1. "Spawn" will be Task-based parallelism. Spawn roughly correlates to "Place a new task into the work-queue". It is assumed that the available threads (the 16,000+ threads of the Vega64) will be grabbing tasks from this queue. Obviously, efficient implementation of this work-queue is of utter-importance for this whole approach to work.

2. Lazy evaluation of score = max(score, alpha) is the hard part. Presume "alpha" initially equals [A, B, max, -], while "score" initially equals "[C, D, Max]. Then max(score, alpha) will generate [C, D, Max, A, B, Max, -, Max], representing the "lazy evaluation" of the alpha-tree... where "A", "B", "C", and "D" are values that will be returned by some Spawned task. ("Register renaming" from Tomasulo's Algorithm). These lists are organized into postfix notation. That is, [C, D, Max, A, B, Max, -, Max] is equivalent to the computation Max(-Max(A,B), Max(C, D)).

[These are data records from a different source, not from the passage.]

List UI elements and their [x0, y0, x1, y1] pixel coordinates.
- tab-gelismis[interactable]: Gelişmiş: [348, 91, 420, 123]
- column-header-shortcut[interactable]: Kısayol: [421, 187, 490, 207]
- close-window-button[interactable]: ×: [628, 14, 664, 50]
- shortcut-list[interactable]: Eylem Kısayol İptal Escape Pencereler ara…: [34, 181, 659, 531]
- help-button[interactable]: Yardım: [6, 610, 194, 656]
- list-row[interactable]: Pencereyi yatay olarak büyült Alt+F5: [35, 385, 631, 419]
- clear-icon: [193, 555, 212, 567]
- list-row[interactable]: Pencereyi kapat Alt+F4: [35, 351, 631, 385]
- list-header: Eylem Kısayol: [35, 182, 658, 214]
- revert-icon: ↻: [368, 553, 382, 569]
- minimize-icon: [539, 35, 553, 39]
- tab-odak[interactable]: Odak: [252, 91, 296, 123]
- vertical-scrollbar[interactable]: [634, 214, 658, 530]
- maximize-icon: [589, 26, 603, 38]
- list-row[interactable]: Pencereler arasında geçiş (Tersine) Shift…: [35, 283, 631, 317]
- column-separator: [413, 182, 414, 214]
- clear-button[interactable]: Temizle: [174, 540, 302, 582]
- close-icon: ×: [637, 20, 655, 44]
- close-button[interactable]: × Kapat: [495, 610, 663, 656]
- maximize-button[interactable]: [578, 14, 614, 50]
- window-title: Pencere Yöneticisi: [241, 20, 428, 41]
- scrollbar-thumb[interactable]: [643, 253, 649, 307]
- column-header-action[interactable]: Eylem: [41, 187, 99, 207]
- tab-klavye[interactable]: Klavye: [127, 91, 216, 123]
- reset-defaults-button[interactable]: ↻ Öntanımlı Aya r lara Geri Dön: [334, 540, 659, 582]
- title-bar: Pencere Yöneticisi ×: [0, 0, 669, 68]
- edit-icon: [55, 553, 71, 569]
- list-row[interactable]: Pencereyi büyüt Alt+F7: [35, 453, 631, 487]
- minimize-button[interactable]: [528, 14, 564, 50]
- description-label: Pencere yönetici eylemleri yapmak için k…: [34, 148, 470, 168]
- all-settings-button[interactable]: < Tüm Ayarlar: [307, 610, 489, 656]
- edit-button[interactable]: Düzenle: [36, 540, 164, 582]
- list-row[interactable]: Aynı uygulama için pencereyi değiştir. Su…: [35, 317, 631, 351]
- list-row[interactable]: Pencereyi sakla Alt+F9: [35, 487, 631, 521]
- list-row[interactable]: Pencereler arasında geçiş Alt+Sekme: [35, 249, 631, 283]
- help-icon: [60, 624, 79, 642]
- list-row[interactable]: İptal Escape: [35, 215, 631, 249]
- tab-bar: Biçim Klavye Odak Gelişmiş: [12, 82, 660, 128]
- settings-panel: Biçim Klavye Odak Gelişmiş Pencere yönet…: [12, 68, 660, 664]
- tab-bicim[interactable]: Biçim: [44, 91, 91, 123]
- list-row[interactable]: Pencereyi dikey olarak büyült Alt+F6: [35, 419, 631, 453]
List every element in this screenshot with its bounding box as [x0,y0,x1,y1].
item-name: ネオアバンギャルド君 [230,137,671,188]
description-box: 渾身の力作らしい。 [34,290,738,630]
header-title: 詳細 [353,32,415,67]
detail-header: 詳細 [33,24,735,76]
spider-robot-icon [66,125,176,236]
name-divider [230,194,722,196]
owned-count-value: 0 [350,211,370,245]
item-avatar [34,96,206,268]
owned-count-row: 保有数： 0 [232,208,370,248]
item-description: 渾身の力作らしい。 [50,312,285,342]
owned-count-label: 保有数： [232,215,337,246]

3. "beta.wait()" is when this tree is actually evaluated. If beta = [A, B, max, -] on this line, then "beta.wait" will stay on the "Blocked Queue" until A and B are available.

The mechanism described in #2 should "discover" the innate parallelism across alpha-beta trees. There's a lot of edge cases (what to do if the list fills up? How big should the list be for chess?). But I've mapped out a lot of examples by hand, and I'm confident that a system like this would work now. It appears that the square-root(nodes) of Minimax are immediately available to this parallelism strategy.

As I program this, I'll update the thread. But I wanted to at least generate some discussion. Maybe someone else has made a system similar to mine that I should be aware of? Its always good to read other research papers on this subject.